1. — Un ouvrage intitulé les Prophètes du passé, n par Barbey d’Aurévilly, contient l’éloge de Joseph de Maistre et de de Bonald, parce qu’ils sont restés ultramontains toute leur vie, tandis que Chateaubriand y est blâmé et Lamennais insulté et présenté sous un aspect odieux.
Le passage suivant montre dans quel esprit est conçu ce livre.
« Dans ce monde, où l’esprit et le corps sont unis par un indissoluble mystère, le châtiment corporel a sa raison spirituelle d’exister, car l’homme n’a pas charge de dédoubler la création.
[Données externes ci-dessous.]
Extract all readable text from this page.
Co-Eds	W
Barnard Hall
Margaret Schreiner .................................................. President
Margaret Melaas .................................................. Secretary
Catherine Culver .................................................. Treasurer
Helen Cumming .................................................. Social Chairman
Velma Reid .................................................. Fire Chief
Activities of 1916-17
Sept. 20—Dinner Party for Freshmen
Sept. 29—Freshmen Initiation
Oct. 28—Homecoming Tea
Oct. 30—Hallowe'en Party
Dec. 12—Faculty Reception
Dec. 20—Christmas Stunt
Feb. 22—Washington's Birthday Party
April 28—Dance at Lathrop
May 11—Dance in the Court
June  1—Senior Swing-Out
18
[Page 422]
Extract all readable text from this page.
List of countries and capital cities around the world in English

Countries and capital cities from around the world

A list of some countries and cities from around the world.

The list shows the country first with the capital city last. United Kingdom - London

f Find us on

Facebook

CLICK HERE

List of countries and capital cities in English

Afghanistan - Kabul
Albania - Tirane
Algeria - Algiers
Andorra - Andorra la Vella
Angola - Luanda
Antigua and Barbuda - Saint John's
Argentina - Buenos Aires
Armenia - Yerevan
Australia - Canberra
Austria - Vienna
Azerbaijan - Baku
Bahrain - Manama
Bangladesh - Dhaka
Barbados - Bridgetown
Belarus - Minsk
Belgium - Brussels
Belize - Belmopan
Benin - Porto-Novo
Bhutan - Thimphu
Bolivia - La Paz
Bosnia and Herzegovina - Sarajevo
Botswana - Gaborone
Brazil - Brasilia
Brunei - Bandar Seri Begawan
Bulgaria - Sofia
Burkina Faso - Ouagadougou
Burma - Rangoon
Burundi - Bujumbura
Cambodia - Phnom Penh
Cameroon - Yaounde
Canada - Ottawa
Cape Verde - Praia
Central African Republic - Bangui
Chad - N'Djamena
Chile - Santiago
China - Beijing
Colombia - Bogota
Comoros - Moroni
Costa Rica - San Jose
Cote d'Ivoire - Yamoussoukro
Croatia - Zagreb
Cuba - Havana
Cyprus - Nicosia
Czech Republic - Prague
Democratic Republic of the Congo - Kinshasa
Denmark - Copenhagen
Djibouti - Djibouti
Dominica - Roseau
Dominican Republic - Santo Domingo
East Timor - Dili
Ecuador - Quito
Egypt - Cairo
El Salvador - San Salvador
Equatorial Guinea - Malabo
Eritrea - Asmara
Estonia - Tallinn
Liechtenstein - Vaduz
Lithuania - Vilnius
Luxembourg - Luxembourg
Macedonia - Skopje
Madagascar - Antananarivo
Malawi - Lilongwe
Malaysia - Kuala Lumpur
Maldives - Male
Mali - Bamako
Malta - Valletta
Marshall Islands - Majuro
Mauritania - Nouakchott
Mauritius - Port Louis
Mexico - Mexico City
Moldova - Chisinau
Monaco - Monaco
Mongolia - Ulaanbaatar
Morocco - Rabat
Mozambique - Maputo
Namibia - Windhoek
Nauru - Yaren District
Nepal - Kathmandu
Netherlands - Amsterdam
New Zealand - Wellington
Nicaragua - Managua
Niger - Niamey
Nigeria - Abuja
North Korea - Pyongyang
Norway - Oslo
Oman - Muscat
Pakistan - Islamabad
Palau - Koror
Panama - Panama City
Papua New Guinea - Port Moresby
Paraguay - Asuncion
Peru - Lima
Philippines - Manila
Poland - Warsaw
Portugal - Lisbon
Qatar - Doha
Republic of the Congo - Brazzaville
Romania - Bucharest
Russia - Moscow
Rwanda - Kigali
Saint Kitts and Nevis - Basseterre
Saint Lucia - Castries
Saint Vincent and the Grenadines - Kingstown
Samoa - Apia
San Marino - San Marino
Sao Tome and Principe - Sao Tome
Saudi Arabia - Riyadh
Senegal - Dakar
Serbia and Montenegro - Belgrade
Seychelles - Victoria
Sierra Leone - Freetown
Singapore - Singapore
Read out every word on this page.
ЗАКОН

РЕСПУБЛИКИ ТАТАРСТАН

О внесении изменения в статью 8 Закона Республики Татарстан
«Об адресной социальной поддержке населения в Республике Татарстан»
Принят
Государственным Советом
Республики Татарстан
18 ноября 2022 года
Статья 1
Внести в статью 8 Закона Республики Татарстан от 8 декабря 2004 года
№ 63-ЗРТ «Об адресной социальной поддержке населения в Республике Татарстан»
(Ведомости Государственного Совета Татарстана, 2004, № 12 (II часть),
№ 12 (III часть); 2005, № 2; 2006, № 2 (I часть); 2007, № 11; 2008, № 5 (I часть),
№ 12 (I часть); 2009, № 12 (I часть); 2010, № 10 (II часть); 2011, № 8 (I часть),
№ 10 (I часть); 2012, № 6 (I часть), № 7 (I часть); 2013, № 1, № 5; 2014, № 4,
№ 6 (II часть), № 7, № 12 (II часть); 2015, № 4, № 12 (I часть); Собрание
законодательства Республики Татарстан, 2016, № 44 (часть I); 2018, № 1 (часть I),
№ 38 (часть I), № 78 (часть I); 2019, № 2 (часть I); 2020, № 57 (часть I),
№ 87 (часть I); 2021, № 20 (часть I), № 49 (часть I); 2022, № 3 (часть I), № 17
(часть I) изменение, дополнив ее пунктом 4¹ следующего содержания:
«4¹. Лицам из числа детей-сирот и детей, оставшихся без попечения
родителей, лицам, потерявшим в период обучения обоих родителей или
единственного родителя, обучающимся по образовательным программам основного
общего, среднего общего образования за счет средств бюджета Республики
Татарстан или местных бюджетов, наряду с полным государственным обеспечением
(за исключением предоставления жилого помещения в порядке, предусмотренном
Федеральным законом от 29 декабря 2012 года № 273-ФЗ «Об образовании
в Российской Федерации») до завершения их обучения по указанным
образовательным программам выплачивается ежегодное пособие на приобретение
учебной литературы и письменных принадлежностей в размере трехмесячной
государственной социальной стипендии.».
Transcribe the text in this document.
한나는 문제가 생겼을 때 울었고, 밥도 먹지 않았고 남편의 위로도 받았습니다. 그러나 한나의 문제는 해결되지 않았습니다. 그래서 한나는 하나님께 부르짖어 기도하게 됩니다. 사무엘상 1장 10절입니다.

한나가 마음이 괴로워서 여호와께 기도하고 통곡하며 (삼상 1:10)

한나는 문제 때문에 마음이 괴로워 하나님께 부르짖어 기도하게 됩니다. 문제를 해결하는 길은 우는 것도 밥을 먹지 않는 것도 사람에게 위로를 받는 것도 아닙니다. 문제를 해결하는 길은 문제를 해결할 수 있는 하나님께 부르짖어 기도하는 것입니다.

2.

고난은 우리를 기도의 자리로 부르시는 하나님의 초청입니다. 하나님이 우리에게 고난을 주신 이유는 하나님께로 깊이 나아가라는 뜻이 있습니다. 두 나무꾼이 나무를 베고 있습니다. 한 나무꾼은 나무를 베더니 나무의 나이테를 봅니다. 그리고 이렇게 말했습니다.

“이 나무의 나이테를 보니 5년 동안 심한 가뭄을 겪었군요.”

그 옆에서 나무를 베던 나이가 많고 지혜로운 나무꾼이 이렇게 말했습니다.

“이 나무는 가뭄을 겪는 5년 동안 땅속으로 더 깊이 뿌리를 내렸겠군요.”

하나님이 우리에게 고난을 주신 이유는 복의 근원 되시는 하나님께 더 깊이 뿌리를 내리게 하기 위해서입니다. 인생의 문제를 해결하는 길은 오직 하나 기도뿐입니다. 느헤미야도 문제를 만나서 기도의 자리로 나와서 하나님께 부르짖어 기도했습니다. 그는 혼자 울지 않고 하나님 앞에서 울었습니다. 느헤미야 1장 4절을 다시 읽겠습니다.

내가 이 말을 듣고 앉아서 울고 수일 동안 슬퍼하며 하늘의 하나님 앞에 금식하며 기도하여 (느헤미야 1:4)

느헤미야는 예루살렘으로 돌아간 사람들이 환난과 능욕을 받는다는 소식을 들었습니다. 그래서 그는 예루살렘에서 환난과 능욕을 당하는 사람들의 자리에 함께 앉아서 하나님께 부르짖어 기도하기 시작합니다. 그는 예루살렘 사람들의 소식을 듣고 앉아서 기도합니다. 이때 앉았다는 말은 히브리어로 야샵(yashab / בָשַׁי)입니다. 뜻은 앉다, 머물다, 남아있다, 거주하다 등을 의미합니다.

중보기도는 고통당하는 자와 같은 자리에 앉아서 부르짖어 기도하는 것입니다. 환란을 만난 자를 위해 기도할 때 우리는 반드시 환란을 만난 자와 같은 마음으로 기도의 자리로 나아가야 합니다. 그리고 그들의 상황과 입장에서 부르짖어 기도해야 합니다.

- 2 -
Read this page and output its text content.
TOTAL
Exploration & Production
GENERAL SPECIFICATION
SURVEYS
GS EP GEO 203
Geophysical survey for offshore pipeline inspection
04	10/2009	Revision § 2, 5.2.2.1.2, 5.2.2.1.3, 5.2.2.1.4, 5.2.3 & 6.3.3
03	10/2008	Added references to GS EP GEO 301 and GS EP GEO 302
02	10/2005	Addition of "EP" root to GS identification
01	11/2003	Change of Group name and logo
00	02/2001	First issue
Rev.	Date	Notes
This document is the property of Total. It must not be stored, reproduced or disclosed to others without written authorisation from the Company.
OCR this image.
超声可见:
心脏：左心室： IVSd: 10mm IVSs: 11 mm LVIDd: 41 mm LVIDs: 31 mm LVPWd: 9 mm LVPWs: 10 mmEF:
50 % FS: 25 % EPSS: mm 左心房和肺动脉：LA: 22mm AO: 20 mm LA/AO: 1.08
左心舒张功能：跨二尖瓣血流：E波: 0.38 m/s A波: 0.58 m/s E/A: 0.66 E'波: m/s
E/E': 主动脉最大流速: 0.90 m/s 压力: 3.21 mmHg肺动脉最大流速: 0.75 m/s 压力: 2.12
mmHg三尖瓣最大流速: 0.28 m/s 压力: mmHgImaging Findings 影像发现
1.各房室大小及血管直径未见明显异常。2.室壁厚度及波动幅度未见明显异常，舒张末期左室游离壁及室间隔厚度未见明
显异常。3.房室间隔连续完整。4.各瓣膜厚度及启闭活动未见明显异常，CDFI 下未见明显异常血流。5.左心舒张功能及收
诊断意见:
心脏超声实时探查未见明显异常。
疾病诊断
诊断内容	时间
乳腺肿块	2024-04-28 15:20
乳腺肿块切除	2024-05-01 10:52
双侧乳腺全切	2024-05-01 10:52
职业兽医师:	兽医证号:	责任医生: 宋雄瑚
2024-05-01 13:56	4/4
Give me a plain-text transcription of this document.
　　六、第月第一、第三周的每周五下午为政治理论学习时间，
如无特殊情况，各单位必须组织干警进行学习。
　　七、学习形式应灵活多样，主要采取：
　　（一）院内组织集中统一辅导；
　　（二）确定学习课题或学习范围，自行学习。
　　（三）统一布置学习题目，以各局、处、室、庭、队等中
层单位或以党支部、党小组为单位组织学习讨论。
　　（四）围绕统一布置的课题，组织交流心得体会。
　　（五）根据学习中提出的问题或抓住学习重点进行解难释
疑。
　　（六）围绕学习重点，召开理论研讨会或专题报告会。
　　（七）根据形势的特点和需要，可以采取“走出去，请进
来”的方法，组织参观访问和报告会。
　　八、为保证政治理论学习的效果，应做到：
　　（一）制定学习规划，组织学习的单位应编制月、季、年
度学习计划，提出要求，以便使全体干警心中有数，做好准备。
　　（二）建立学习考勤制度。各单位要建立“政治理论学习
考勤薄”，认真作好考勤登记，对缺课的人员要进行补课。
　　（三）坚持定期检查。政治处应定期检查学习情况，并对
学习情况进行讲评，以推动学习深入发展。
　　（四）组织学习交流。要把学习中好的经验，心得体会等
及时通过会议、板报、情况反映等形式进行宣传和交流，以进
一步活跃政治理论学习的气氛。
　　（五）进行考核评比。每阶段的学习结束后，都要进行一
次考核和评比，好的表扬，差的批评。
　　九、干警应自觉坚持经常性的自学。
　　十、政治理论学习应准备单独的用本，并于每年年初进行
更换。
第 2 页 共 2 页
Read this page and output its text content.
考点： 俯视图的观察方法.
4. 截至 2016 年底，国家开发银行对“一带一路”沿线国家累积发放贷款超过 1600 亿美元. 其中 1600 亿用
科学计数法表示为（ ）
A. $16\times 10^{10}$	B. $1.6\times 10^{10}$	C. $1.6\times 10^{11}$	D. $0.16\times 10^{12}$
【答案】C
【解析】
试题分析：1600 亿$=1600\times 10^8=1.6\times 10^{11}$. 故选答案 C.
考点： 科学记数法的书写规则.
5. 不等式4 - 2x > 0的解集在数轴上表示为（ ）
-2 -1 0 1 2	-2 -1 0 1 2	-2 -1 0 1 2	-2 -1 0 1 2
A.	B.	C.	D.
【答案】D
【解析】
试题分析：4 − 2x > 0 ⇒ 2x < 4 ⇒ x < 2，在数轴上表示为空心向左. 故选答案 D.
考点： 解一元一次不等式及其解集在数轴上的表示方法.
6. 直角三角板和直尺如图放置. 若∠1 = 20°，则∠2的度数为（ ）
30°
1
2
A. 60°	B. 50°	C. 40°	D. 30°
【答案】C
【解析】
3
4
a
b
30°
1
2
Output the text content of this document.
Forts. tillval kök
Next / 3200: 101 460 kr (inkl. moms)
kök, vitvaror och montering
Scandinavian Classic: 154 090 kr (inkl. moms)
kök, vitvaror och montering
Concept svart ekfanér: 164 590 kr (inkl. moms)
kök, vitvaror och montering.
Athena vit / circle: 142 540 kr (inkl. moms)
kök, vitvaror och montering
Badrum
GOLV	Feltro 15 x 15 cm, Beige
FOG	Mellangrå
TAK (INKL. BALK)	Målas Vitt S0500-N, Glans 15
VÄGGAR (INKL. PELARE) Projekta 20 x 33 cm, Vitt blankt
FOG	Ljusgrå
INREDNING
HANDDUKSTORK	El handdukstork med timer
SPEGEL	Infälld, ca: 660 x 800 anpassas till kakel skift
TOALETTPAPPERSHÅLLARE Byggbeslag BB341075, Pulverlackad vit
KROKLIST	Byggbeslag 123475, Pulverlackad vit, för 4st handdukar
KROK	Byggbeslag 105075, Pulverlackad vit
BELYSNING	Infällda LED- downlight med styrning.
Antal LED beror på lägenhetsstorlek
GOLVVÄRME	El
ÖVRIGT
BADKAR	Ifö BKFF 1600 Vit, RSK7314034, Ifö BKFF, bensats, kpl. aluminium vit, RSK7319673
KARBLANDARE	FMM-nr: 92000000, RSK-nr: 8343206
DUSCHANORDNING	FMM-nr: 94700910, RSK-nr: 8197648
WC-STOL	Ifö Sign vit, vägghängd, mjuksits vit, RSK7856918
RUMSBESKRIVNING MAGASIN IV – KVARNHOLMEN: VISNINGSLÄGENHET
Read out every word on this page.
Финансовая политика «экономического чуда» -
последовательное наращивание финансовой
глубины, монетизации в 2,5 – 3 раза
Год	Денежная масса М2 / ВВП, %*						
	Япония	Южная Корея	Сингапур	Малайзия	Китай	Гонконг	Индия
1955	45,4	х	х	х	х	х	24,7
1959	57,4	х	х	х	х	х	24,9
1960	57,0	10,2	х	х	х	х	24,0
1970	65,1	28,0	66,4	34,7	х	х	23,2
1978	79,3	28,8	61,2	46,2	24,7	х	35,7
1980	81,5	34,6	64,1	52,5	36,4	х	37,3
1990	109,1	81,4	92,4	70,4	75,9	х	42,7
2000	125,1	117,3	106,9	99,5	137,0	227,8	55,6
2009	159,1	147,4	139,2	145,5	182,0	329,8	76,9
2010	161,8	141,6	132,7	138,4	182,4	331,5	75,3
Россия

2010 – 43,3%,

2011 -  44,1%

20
Eh bien ! si au lieu de brûler les écrits de Luther, dont les cendres retombèrent sur l’Europe comme une semence, on avait brûlé Luther lui-même, le monde était sauvé au moins pour un siècle. Luther brûlé, on va crier ; mais je ne tiens pas essentiellement au fagot, pourvu que l’erreur soit supprimée dans sa manifestation du moment, et dans sa manifestation continue, c’est-à-dire l’homme qui l’a dite ou écrite, et qui l’appelle vérité. Est-ce trop pour les agneaux de l’anarchie que ne bêlent que la liberté ! Un homme de génie, le plus positif qui ait vécu depuis Machiavel, et qui n’était pas du tout catholique, mais au contraire un peu libéral, disait, avec une brutalité d’une décision nécessaire : « Ma politique est de tuer deux hommes, quand il le faut, pour en sauver trois. » Or, en tuant Luther, ce n’est pas trois hommes qu’on sauvait au prix de deux : c’était des milliers d’hommes au prix d’un seul. Du reste, il y a plus que l’économie du sang des hommes, c’est le respect de la conscience et de l’intelligence du genre humain. Luther faussait l’une et l’autre. Puis, quand il y a un enseignement et une foi sociale, — c’était le catholicisme alors, — il faut bien les protéger et les défendre, sous peine de périr un jour ou l’autre comme société. De là des tribunaux et des institutions pour connaître des délits contre la foi et l’enseignement. L’inquisition est donc de nécessité logique dans une société quelconque. »
2. — Si les principes que nous venons de citer n’étaient que l’opinion personnelle de l’auteur de cet ouvrage, il n’y aurait pas plus à s’en préoccuper que de maintes autres excentricités ; mais il ne parle pas en son nom seul, et le parti dont il se fait l’organe, en ne les désavouant pas, y donne au moins une adhésion tacite. Du reste, ce n’est pas la première fois que, de nos jours, ces mêmes doctrines sont publiquement préconisées, et il n’est que trop vrai qu’elles constituent encore aujourd’hui l’opinion d’une certaine classe de personnes. Si l’on ne s’en émeut pas davantage, c’est que la société a trop la conscience de sa force pour s’en effrayer. Chacun comprend que de tels anachronismes nuisent avant tout à ceux qui les commettent, car ils creusent plus profondément l’abîme entre le passé et le présent ; ils éclairent les masses et les tiennent en éveil.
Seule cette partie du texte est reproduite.